To further clarify, Germany may move out of the sea zone in combat movement even if its ships end up in a friendly sea zone. Moving to avoid combat in this situation is considered a valid combat move.
I made two new rules to that can help change strategy and make the game more historically accurate. They are air transports/paradrops. You need bombers for this. For air transports, you can carry anything you can on a transport on a bomber and land it in another friendly territory where it drops off all units in the air transport, but aa rules apply if you fly over an enemy aa gun. Also, once the bomber lands it stays in that territory for the rest of the turn. In paradrops, you take a bomber and use it to transport 1 or 2 infantry to either an enemy or friendly territory and then fly it back to a friendly territory. Again, aa rules apply. Also, when paradroping into enemy territory the bomber can’t be used both to paradrop and bomb, you either send in two troops or use it to bomb, not both. Also, if an aa shoots down a bomber with units on it, the bomber as well as the units are lost, and if attacking an enemy territory with an aa gun with paratroopers, the aa gun fires at the bomber before the paratroopers are drooped.
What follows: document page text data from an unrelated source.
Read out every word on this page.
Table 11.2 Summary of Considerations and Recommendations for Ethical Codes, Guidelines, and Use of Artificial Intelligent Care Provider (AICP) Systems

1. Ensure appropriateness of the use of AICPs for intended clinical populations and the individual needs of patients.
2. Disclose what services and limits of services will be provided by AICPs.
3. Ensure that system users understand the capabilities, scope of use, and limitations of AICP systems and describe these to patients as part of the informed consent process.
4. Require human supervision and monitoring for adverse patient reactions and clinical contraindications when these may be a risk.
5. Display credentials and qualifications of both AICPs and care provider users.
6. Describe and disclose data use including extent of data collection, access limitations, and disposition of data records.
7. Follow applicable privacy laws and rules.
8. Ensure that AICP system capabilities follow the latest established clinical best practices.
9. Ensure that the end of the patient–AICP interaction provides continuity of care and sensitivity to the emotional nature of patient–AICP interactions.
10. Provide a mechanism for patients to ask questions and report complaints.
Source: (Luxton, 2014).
One more thing is that you cannot use bombers used in an attack, airdrop, or bombing raid during the combat phase as an air transport or to paradrop into friendly territory in the noncombat phase.
Another new rule I made is neutral armies and territory value. With this, you give neutral territories armies and value so that it becomes legal to take these territories, but you have to fight a neutral army first. Also, as soon as you attack a neutral territory, the territory and troops in that territory are turned over to one of your enemy nations until you take it over.